So. This isn't just about me and my health insurance or Costco or Netflix membership. It's a national issue, and we're not united about it. I guess that's the point, isn't it?

For what are we willing to take collective responsibility, and for what do we stand alone?

L. H. Morgan saw the rise of civilization as the movement away from collectivism in favor of greater and greater autonomy and competition.  Darwin, on the other hand, saw competition as the primitive root leading to the 'higher' animal. 'From the war of nature, the higher animal directly follows...' he said.  Kropotkin tried to tone him down with the benefits of Mutual Aid, but never got a response from the great man.  It's still in print, but clearly not as popular as Darwin's war of nature bit.

But is any of this going to help me with my little conundrum? What am I really scared of right now? That once we're each dependent on each other that the whole thing will fall apart? That it leads to a slippery slope of elder care (or equivalent) of the till-death-do-us-part variety? Am I scared that I might like it? That I might end up with the loopy lab? That she might end up with the house?  Wait, wait! That's not collectivism—that's marriage.

So why is the American public so gung-ho about the Defense of Marriage Act but downright freaked about the provision of services like health care to the larger community?  Whereas, I feel just the opposite. Collectivism, I'm for it. Marriage, not so much.
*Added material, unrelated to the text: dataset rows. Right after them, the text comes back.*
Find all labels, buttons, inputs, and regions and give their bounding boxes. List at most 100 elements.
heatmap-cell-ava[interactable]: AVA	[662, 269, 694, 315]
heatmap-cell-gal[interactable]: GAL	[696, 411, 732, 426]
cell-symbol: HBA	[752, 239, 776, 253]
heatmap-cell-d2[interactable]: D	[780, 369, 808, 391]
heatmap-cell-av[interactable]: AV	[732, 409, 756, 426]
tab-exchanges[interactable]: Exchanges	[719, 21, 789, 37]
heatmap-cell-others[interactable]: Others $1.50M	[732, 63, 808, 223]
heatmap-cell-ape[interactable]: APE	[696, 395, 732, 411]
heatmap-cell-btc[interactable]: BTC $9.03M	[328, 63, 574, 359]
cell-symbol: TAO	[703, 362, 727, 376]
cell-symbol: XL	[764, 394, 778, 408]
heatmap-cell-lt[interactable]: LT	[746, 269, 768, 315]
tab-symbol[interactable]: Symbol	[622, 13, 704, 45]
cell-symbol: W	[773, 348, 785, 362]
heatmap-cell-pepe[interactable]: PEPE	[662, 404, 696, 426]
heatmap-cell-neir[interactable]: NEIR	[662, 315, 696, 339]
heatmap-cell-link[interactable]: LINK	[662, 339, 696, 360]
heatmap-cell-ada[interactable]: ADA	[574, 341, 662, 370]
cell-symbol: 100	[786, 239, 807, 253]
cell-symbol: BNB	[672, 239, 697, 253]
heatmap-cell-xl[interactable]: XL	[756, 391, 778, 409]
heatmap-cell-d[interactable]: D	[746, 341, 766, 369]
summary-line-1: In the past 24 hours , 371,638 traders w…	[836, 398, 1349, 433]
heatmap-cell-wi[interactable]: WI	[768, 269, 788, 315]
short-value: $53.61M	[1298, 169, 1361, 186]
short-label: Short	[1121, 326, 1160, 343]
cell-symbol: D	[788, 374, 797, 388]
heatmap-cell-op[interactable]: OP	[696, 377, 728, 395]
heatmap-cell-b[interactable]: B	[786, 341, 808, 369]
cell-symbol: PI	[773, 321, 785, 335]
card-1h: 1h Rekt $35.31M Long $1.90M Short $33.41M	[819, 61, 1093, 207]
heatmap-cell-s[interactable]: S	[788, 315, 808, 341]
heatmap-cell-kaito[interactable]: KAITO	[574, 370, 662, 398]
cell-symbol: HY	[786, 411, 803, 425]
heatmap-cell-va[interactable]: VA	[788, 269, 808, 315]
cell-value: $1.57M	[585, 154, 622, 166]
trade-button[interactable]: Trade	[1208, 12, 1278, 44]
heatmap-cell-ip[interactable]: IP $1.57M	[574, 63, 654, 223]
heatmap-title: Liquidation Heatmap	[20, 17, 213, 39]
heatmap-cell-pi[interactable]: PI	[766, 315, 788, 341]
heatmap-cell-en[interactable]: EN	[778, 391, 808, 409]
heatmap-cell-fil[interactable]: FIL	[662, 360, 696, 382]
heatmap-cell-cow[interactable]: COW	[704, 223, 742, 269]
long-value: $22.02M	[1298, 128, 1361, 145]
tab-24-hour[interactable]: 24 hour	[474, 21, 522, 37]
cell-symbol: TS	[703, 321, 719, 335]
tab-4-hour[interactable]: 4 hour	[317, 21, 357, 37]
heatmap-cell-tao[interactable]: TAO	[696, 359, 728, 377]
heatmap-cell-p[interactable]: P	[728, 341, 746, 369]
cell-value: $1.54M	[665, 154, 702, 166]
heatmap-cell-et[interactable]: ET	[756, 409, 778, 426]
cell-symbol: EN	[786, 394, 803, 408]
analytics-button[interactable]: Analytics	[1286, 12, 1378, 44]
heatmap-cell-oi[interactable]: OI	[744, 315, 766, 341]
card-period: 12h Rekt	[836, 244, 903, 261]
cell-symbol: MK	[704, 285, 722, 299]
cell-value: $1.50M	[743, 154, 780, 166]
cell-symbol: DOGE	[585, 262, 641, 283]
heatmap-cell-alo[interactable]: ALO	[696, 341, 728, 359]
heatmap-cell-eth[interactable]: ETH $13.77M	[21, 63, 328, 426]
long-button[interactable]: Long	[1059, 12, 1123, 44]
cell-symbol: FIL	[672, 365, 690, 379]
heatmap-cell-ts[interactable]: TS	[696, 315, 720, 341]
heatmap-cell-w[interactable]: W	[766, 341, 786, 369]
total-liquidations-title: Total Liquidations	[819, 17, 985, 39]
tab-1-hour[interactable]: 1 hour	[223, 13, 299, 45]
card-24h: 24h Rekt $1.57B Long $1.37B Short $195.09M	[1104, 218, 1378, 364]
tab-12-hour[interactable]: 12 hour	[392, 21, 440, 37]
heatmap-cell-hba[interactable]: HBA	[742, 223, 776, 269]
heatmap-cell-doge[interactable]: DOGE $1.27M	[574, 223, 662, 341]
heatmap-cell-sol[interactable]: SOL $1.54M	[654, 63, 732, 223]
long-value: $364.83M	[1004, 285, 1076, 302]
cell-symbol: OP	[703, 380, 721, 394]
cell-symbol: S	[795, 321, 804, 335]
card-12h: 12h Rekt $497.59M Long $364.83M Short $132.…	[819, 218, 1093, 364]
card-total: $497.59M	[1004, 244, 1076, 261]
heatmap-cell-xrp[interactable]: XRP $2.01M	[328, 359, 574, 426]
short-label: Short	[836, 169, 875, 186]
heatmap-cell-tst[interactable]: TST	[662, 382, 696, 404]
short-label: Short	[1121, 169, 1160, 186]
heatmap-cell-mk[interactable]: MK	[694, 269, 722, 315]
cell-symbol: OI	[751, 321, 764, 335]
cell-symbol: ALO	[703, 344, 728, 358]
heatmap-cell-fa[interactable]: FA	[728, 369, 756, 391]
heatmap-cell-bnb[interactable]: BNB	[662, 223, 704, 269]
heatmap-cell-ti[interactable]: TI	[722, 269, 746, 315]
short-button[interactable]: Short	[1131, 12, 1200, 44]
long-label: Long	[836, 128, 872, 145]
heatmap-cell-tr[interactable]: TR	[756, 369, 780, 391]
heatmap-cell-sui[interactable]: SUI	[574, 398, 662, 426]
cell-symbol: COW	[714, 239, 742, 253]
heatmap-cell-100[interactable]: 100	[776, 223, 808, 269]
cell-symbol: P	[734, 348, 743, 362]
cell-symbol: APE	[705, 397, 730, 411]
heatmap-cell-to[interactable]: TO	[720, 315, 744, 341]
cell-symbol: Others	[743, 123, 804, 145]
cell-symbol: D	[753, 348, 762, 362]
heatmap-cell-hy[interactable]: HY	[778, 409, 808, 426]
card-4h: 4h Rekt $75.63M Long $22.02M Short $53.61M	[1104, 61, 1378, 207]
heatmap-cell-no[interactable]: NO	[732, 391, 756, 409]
And sharing a Costco membership?

I'll think about it.


  1. Relationships are tough when you are standing or sitting. Prone and supine are easier.

  2. For that there is good evidence.

  3. I love you in all your poses. Now would you please take my Costco card, stream my Netflix, and get your damned New York Times subscription straightened out already?

  4. Amazing how little I've changed since writing this piece. I feel exactly the same about the struggle between these two polar notions.

    So. In principle, yes, I'm happy to comply. In practice, no, I think I'd rather die.

    Sorry. It just came out that way. Probably doesn't mean a thing.

    1. It's the slippery slope that concerns me. Costco Card today. Maybeck Studio mortgage tomorrow!